FIG. 5 is a diagram showing frequency characteristics of differential mode insertion loss in the clock signal line and the data signal line in the common mode filter mounting structure according to the embodiment of the present invention.

  As is apparent from FIG. 5, the common mode filter in the clock signal line 1 has a lower cutoff frequency in the differential mode than the data signal line 3.

  In the above embodiment, the first and second common mode filters 2 and 4 are each provided with a pair of first and second coils 7 and 8, but two or more sets of the first common mode filters 2 and 4 are provided. Alternatively, an array type having the second coils 7 and 8 may be used.

  Moreover, what provided the magnetic core which penetrates a coil inside the coil of the 1st, 2nd common mode filter 2 and 4 may be used. In this case, even if the length of the coil is short, the magnetic core can increase the impedance of the first and second coils 7 and 8 incorporated when the inductor operates against common mode noise.

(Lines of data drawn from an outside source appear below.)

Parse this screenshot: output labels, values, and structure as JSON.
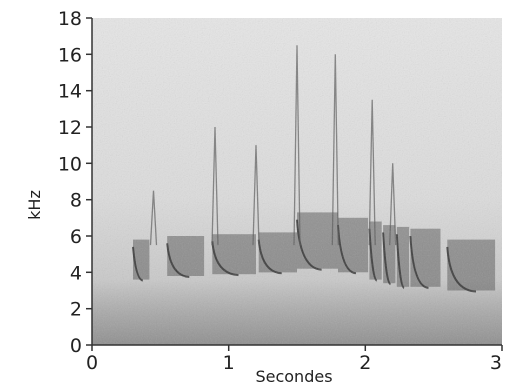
{
  "chart_data": {
    "type": "heatmap",
    "title": "",
    "xlabel": "Secondes",
    "ylabel": "kHz",
    "xlim": [
      0,
      3
    ],
    "ylim": [
      0,
      18
    ],
    "x_ticks": [
      0,
      1,
      2,
      3
    ],
    "y_ticks": [
      0,
      2,
      4,
      6,
      8,
      10,
      12,
      14,
      16,
      18
    ],
    "x_tick_labels": [
      "0",
      "1",
      "2",
      "3"
    ],
    "y_tick_labels": [
      "0",
      "2",
      "4",
      "6",
      "8",
      "10",
      "12",
      "14",
      "16",
      "18"
    ],
    "colormap": "greyscale (darker = higher energy)",
    "notes": "Spectrogram of a bird song: low-frequency background noise below ~2 kHz, a series of notes between ~0.3 and 3 s in the 3–7 kHz band with upward frequency sweeps reaching ~16–17 kHz near 1.5–1.8 s.",
    "notes_dense": [
      {
        "t_start": 0.3,
        "t_end": 0.42,
        "f_low": 3.6,
        "f_high": 5.8
      },
      {
        "t_start": 0.55,
        "t_end": 0.82,
        "f_low": 3.8,
        "f_high": 6.0
      },
      {
        "t_start": 0.88,
        "t_end": 1.2,
        "f_low": 3.9,
        "f_high": 6.1
      },
      {
        "t_start": 1.22,
        "t_end": 1.5,
        "f_low": 4.0,
        "f_high": 6.2
      },
      {
        "t_start": 1.5,
        "t_end": 1.8,
        "f_low": 4.2,
        "f_high": 7.3
      },
      {
        "t_start": 1.8,
        "t_end": 2.02,
        "f_low": 4.0,
        "f_high": 7.0
      },
      {
        "t_start": 2.03,
        "t_end": 2.12,
        "f_low": 3.6,
        "f_high": 6.8
      },
      {
        "t_start": 2.13,
        "t_end": 2.22,
        "f_low": 3.4,
        "f_high": 6.6
      },
      {
        "t_start": 2.23,
        "t_end": 2.32,
        "f_low": 3.2,
        "f_high": 6.5
      },
      {
        "t_start": 2.33,
        "t_end": 2.55,
        "f_low": 3.2,
        "f_high": 6.4
      },
      {
        "t_start": 2.6,
        "t_end": 2.95,
        "f_low": 3.0,
        "f_high": 5.8
      }
    ],
    "sweeps": [
      {
        "t": 0.45,
        "f_top": 8.5
      },
      {
        "t": 0.9,
        "f_top": 12.0
      },
      {
        "t": 1.2,
        "f_top": 11.0
      },
      {
        "t": 1.5,
        "f_top": 16.5
      },
      {
        "t": 1.78,
        "f_top": 16.0
      },
      {
        "t": 2.05,
        "f_top": 13.5
      },
      {
        "t": 2.2,
        "f_top": 10.0
      }
    ]
  }
}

  A ground electrode may be formed on the first common mode filter 2 connected to the clock signal line 1. When common mode noise enters due to stray capacitance components between the ground electrode and the first and second coils 7 and 8, an action of bypassing the common mode noise to the ground occurs in the high frequency region. Common mode noise can be reduced over a wide frequency band.

  Further, when the common mode noise generation from the clock signal line 1 is largely dominant as compared with the common mode noise from the data signal line 3, the first common mode filter 2 is connected only to the clock signal line 1. The second common mode filter 4 may not be connected to the data signal line 3.

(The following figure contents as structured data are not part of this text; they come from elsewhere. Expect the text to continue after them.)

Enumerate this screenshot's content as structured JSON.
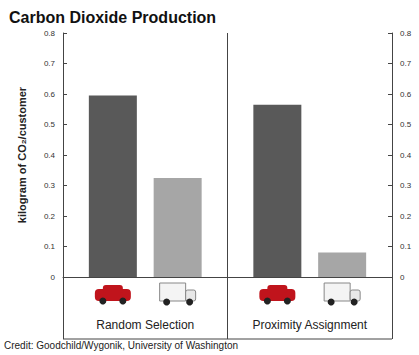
{
  "chart_data": {
    "type": "bar",
    "title": "Carbon Dioxide Production",
    "y_label": "kilogram of CO₂/customer",
    "categories": [
      "Random Selection",
      "Proximity Assignment"
    ],
    "series": [
      {
        "color": "#595959",
        "values": [
          0.595,
          0.565
        ]
      },
      {
        "color": "#a6a6a6",
        "values": [
          0.325,
          0.08
        ]
      }
    ],
    "ylim": [
      0,
      0.8
    ],
    "yticks": [
      0,
      0.1,
      0.2,
      0.3,
      0.4,
      0.5,
      0.6,
      0.7,
      0.8
    ],
    "y2lim": [
      0,
      0.8
    ],
    "y2ticks": [
      0,
      0.1,
      0.2,
      0.3,
      0.4,
      0.5,
      0.6,
      0.7,
      0.8
    ],
    "grid": false,
    "annotations": [
      "Credit: Goodchild/Wygonik, University of Washington"
    ]
  }
}
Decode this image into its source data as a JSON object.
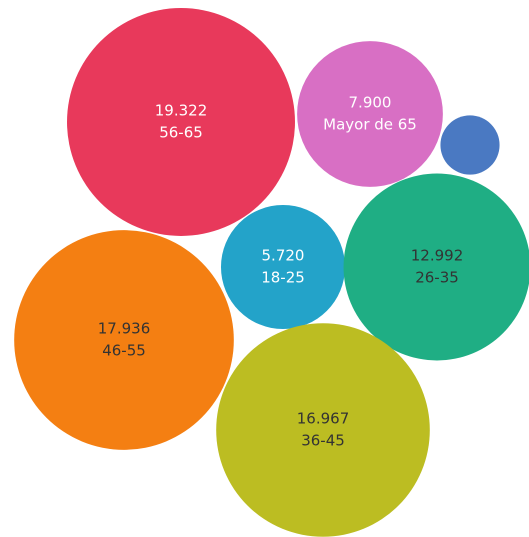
{
  "chart_data": {
    "type": "bubble",
    "categories": [
      "56-65",
      "Mayor de 65",
      null,
      "18-25",
      "26-35",
      "46-55",
      "36-45"
    ],
    "values": [
      19322,
      7900,
      1300,
      5720,
      12992,
      17936,
      16967
    ],
    "value_labels": [
      "19.322",
      "7.900",
      null,
      "5.720",
      "12.992",
      "17.936",
      "16.967"
    ],
    "colors": [
      "#e8395b",
      "#d86fc4",
      "#4a79c2",
      "#23a3c9",
      "#1fae84",
      "#f47f12",
      "#bcbd22"
    ]
  }
}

  The mounting structure of the common mode filter according to the present invention has an effect of removing common mode noise in the low frequency band generated in the clock signal line in high-speed data communication, and in particular, digital equipment and AV equipment. It is useful in a small and thin common mode filter used for information communication terminals and the like.

DESCRIPTION OF SYMBOLS 1 Clock signal line 2 1st common mode filter 3 Data signal line 4 2nd common mode filter 7, 8 1st, 2nd coil

Claims (8)

A clock signal line having first and second common mode filters and a plurality of coils built in each of the first and second common mode filters, and connected to the first common mode filter; The first common mode filter and the second common mode filter are connected to the second common mode filter and include a data signal line independent from the clock signal line, and the first common mode filter and the second common mode filter have different structures or different materials. Mounting structure of common mode filter using The mounting structure of the common mode filter according to claim 1, wherein a resonance frequency in a frequency characteristic of a common mode noise attenuation amount of the first common mode filter is lower than a resonance frequency of the second common mode filter. The mounting structure for a common mode filter according to claim 1, wherein a cutoff frequency for the differential mode of the first common mode filter is lower than a cutoff frequency of the second common mode filter. The mounting of the common mode noise filter according to claim 1, wherein a dielectric constant around the coil formed in the first common mode filter is larger than that around the coil formed in the second common mode filter. Construction. The mounting structure of the common mode noise filter according to claim 1, wherein a length of the coil formed in the first common mode filter is longer than a length of the coil formed in the second common mode filter. 4. The common mode filter mounting structure according to claim 3, wherein a data interface including the clock signal line and the data signal line is HDMI (registered trademark), and a cutoff frequency for the differential mode of the clock signal is 1 GHz or more. The common mode filter mounting structure according to claim 1, wherein a low pass filter is used instead of the first common mode filter. The common mode filter mounting structure according to claim 1, wherein a group delay characteristic of the first common mode filter with respect to a differential mode is substantially equal to a group delay characteristic of the second common mode filter.